You may note that we have carefully avoided stating a decision in terms of "accept the null hypothesis H0." Instead, if the sample does not provide enough evidence to support the

alternative hypothesis Ha, we prefer a decision "not to reject H0." This is because, if we were to

"accept H0," the reliability of the conclusion would be measured by β, the probability of Type II error. However, the value of β is not constant, but depends on the specific alternative value of the parameter and is difficult to compute in most testing situations.

In summary, we recommend the following procedure for formulating hypotheses and stating conclusions.

Formulating hypotheses and stating conclusions 1. State the hypothesis as the alternative hypothesis Ha.

2. The null hypothesis, H0, will be the opposite of Ha and will contain an equality sign.

3. If the sample evidence supports the alternative hypothesis, the null hypothesis will be rejected and the probability of having made an incorrect decision (when in fact H0 is true) is α, a quantity that can be manipulated to be as small as the researcher wishes.

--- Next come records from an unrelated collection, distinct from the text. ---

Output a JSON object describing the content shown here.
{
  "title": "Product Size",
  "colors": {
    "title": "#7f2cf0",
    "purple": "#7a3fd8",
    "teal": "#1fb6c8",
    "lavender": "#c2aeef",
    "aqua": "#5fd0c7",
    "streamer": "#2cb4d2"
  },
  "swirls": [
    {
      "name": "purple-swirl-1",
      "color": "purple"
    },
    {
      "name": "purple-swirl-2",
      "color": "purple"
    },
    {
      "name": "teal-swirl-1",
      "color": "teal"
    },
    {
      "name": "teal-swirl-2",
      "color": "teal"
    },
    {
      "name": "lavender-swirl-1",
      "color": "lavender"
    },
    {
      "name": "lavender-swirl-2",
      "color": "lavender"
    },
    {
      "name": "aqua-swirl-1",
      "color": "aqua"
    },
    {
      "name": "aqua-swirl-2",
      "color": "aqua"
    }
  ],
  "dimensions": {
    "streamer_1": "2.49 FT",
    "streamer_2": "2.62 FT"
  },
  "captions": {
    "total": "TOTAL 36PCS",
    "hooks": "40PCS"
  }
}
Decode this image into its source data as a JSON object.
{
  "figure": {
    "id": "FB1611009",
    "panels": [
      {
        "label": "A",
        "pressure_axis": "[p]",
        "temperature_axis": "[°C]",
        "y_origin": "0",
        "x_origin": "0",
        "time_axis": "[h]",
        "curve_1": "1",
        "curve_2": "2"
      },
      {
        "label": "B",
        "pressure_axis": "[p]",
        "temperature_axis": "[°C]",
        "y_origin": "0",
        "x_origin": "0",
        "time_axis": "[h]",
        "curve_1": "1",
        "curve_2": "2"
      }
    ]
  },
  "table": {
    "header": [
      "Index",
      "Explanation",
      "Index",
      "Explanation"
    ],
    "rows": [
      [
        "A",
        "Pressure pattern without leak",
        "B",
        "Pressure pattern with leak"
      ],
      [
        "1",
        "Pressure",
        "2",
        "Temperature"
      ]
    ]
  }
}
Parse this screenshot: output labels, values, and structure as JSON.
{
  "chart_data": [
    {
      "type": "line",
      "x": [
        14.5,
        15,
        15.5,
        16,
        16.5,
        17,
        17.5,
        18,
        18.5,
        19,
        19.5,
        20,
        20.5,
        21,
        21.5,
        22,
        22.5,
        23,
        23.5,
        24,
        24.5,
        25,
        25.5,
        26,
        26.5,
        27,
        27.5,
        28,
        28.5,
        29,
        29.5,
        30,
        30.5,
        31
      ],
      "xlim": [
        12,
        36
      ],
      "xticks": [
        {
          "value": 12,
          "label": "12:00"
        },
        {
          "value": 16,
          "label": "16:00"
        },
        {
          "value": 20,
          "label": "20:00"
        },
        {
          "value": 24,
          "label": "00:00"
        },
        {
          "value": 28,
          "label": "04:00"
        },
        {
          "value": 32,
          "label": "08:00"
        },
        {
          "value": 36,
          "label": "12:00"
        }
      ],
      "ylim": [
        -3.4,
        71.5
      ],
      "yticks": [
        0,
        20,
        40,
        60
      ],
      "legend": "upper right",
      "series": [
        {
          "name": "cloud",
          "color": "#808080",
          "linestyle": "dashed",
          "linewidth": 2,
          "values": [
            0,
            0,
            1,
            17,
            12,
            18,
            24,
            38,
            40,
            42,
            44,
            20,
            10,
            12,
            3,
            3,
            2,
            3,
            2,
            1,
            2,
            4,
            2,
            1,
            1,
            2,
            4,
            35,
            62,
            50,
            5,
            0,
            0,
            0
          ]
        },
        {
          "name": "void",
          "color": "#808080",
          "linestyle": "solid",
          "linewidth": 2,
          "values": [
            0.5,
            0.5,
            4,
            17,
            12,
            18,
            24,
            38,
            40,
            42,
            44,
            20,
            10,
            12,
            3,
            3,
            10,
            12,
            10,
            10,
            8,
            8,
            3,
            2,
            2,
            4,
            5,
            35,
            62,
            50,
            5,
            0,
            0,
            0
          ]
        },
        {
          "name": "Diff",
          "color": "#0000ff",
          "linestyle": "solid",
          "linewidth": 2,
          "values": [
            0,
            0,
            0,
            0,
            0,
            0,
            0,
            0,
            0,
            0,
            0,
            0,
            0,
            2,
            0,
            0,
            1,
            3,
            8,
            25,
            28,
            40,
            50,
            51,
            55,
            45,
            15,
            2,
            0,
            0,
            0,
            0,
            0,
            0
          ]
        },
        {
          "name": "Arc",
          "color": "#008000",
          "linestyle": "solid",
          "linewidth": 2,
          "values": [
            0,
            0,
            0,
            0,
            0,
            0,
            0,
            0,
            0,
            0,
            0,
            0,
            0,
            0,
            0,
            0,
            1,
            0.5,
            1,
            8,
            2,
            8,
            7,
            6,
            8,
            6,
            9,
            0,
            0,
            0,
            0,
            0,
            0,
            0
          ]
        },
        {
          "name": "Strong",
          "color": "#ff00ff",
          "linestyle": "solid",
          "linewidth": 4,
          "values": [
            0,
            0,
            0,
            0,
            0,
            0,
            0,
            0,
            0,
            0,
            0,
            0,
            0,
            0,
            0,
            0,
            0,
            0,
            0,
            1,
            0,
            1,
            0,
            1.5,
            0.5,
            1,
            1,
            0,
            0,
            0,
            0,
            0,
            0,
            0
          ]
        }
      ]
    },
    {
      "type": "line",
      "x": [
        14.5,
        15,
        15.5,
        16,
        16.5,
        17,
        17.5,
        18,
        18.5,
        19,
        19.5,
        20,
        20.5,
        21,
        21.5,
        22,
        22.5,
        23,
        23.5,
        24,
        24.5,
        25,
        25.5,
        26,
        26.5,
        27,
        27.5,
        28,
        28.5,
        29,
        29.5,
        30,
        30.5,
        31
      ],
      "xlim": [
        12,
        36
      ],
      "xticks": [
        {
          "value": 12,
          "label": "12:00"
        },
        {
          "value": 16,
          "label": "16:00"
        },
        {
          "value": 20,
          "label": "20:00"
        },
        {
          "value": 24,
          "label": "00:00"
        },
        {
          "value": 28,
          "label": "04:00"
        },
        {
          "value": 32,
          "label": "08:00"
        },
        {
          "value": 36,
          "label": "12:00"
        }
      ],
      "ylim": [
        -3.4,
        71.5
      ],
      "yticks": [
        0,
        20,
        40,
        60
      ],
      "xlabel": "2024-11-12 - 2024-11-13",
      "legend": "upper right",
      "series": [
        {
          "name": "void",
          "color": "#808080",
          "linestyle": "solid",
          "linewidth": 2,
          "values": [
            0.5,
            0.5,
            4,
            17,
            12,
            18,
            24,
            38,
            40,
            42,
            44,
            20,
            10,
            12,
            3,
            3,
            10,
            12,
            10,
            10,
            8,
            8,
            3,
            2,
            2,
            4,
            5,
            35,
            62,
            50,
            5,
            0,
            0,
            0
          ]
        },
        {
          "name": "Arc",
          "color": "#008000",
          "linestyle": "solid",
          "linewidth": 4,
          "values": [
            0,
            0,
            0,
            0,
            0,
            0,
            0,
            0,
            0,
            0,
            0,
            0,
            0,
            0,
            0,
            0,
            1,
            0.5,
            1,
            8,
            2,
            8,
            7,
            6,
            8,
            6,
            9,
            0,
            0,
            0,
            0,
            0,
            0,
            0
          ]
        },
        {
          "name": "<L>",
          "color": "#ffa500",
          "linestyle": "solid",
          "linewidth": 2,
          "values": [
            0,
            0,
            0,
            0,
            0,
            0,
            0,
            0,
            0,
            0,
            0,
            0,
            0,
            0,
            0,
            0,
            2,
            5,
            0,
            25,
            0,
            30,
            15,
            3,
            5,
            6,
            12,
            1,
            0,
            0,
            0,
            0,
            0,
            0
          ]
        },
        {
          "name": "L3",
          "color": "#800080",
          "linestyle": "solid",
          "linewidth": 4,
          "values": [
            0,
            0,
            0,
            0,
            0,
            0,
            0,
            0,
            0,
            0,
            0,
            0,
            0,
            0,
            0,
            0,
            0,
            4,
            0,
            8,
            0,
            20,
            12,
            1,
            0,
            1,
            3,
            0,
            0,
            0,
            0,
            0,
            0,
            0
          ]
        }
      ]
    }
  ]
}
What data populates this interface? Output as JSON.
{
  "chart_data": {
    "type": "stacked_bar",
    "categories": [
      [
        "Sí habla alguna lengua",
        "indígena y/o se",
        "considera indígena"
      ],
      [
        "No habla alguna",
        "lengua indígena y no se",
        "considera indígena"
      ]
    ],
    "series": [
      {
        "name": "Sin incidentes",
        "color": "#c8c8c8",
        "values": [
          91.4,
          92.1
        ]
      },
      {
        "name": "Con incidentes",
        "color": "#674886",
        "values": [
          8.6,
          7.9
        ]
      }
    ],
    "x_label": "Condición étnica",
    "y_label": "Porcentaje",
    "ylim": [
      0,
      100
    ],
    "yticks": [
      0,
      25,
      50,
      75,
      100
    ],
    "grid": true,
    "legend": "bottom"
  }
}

4. If the sample does not provide sufficient evidence to support the alternative hypothesis, then conclude that the null hypothesis cannot be rejected on the basis of your sample. In this situation, you may wish to collect more information about the phenomenon under study.

Example 8.5 The logic used in hypothesis testing has often been likened to that used in the courtroom in which a defendant is on trial for committing a crime.

a. Formulate appropriate null and alternative hypotheses for judging the guilt or innocence of the defendant.

b. Interpret the Type I and Type II errors in this context.

c. If you were the defendant, would you want α to be small or large? Explain.

Solution

a. Under a judicial system, a defendant is "innocent until proven guilty." That is, the burden of proof is not on the defendant to prove his or her innocence; rather, the court must collect

sufficient evidence to support the claim that the defendant is guilty. Thus, the null and alternative hypotheses would be

H0: Defendant is innocent Ha: Defendant is guilty

b. The four possible outcomes are shown in Table 8.2. A Type I error would be to conclude that the defendant is guilty, when in fact he or she is innocent; a Type II error would be to conclude that the defendant is innocent, when in fact he or she is guilty.

Table 8.2 Conclusions and consequences inn Example 8.5

Decision of Court Defendant is

innocent

Defendant is guilty True State of

Nature Defendant is innocent Defendant is guilty

Correct decision

Type I error

Type II error

Correct decision

c. Most would probably agree that the Type I error in this situation is by far the more serious.

Thus, we would want α, the probability of committing a Type I error, to be very small indeed.

A convention that is generally observed when formulating the null and alternative hypotheses of any statistical test is to state H0 so that the possible error of incorrectly rejecting H0 (Type I error) is considered more serious than the possible error of incorrectly failing to reject H0 (Type II error). In many cases, the decision as to which type of error is more serious is admittedly not as clear-cut as that of Example 8.5; experience will help to minimize this potential difficulty.